The UN Security Council has met to consider a possible resolution against Syria's government.
Dozens of people have died in an upsurge in violence this week, leading activists and the Arab League to urge the UN to take stronger action.
The Security Council is discussing a resolution supporting the Arab League's call for political reform and for President Bashar al-Assad to step down.
Russia, an ally of Mr Assad, has indicated it would not back the text.
"Such a call for support for Assad's departure from his post in any UN Security Council resolution cannot be supported by us," Deputy Foreign Minister Gennady Gatilov told Interfax news agency.
A convoy of journalists, without regime minders, went alone to Saqba, a poor district about 20 minutes from central Damascus, where a funeral was due to happen of a man killed by the Assad regime's forces.

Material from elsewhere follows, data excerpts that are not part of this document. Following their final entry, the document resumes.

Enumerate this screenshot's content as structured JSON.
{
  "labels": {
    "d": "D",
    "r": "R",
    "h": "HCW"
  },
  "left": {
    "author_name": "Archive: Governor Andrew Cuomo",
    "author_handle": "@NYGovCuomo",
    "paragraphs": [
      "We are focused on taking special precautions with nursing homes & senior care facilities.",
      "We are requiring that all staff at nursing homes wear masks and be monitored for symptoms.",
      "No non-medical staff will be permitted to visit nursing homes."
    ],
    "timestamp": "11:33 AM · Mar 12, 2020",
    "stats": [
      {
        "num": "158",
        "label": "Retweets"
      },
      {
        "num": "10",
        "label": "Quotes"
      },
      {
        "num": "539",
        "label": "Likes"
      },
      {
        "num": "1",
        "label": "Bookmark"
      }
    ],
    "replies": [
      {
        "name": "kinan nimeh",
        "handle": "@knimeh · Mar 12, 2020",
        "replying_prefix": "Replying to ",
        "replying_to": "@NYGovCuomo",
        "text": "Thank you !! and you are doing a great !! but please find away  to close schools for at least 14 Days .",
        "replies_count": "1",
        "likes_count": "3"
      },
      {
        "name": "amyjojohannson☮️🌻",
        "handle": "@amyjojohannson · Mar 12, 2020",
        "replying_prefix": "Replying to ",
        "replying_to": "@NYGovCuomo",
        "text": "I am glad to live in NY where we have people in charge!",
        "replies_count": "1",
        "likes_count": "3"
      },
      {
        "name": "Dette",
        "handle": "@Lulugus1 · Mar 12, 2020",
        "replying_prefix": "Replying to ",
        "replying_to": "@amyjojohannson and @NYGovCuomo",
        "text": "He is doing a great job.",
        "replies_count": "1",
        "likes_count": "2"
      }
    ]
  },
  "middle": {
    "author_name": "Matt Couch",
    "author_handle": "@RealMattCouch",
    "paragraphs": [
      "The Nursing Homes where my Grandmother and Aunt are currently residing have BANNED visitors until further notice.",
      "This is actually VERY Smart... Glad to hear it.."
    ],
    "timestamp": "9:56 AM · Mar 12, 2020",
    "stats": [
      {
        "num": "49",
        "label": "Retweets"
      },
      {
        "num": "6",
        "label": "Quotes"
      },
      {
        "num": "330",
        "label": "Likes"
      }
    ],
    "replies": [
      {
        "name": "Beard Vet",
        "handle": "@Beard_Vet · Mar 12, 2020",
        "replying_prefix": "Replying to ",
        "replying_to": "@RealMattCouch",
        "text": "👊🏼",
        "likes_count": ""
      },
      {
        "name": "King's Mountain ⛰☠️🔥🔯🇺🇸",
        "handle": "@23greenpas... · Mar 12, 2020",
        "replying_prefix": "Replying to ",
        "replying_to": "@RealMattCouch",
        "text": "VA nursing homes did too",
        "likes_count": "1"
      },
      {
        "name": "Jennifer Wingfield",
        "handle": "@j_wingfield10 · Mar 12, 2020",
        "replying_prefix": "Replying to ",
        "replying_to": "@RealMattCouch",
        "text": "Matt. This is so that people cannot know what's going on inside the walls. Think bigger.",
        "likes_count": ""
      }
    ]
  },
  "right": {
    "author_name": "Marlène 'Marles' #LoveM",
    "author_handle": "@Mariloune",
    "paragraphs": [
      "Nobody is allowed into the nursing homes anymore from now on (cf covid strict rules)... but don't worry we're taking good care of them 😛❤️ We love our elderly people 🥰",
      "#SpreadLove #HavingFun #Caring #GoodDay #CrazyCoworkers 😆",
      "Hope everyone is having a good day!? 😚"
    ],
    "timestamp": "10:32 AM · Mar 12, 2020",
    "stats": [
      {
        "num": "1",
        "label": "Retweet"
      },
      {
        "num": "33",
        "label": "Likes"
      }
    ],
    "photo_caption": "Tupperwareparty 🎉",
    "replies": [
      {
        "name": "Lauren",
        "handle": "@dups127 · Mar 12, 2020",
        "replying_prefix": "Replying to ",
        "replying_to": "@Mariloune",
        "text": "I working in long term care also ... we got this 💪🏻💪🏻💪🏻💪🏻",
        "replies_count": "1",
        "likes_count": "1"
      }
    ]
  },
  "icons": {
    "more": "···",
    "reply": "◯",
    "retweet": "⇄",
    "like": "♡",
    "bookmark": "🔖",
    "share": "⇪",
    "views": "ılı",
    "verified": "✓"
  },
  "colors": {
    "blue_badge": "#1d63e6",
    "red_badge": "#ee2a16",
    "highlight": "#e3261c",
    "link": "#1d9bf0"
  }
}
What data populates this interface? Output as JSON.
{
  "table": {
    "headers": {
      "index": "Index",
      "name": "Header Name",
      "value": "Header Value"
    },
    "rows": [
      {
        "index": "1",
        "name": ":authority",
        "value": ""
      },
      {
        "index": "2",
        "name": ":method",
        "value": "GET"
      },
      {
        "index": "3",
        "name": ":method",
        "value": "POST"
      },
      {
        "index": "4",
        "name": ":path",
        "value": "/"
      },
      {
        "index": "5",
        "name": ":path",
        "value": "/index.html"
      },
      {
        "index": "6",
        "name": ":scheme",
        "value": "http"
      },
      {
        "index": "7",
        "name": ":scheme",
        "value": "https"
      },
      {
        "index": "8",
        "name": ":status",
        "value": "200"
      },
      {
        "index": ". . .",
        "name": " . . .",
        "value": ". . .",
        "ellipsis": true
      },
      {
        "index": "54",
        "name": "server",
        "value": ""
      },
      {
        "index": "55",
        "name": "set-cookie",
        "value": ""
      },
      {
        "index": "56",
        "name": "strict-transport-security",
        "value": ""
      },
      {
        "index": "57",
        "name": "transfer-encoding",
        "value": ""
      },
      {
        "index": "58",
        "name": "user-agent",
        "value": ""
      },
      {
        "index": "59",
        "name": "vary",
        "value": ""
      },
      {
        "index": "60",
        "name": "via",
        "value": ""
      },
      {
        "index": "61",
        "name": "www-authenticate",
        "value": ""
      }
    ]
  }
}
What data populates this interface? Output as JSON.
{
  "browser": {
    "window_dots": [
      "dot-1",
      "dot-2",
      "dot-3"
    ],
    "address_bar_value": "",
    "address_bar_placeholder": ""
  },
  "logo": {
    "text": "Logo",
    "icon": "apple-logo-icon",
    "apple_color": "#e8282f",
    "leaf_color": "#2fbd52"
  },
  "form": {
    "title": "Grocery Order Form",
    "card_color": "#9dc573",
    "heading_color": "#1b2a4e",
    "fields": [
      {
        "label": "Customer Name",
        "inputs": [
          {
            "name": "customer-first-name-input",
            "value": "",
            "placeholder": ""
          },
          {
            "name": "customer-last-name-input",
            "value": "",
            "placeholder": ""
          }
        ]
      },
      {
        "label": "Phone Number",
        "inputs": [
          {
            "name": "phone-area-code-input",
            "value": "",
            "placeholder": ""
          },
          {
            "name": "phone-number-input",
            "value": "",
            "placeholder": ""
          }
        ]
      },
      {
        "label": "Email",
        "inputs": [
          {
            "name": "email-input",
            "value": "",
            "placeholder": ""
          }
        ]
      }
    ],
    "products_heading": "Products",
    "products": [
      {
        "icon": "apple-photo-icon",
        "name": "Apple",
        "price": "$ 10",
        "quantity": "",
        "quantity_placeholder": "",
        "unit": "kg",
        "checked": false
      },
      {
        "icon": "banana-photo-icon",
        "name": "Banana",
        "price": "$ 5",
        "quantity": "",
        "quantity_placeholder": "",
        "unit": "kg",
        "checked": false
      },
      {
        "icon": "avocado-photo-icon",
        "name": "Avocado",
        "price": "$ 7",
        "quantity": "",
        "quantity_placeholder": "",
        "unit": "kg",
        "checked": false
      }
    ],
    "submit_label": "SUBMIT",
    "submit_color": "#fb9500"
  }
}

Once we left the centre we saw no regime security men. Then on the edge of Saqba we came upon several dozen armed and masked fighters from the Free Syria Army.
Local people said that the intelligence and police conducted operations in the area, sometimes a couple of times a week, sometimes every night.
It's clear that the regime forces, when they deploy enough men, can enter the rebellious suburbs of Damascus. But they do not appear to have the force to hold them.
This does not mean that the president is about to fall. He has his own hard-core support, and he also has well-armed forces, in and out of uniform. It looks as if Syria faces more blood and more bitterness.
Russia and China vetoed a previous draft resolution against Syria late last year.
The current draft largely supports a plan outlined by the Arab League earlier this week calling for Mr Assad to hand power to his deputy, who would form a national unity government with the opposition within two months.
The draft resolution calls for further measures if the Syrian government does not comply with the call for political transition.
Moscow is concerned that any outside intervention would fuel a civil and sectarian war, and there are others on the Security Council who fear the same, says the BBC's Barbara Plett at the UN headquarters in New York.
She says it is unclear if the draft can be revised to meet Russia's concerns.
The council will not vote on the resolution until next week.
"There is now a chance that the Security Council will finally take a clear stand on Syria. That is long overdue,'' said German Foreign Minister Guido Westerwelle.
The UN meeting comes amid a spike in violence across Syria, with activists reporting 135 people killed in the past two days.
Gen Mustafa al-Dabi, head of the Arab's League's monitoring mission, said violence had soared "in a significant way" in recent days.
Earlier in the week the general had claimed that the Arab League mission had helped bring down violence in Syria.
Opposition forces have set up checkpoints in parts of the capital, and correspondents say forces loyal to Mr Assad appear unable to maintain control.
The UN has conceded it cannot keep track of the death toll, which it estimated as more than 5,400 people since the unrest began last March.
The government says it is fighting "terrorists and armed gangs" and claims that some 2,000 members of the security forces have been killed.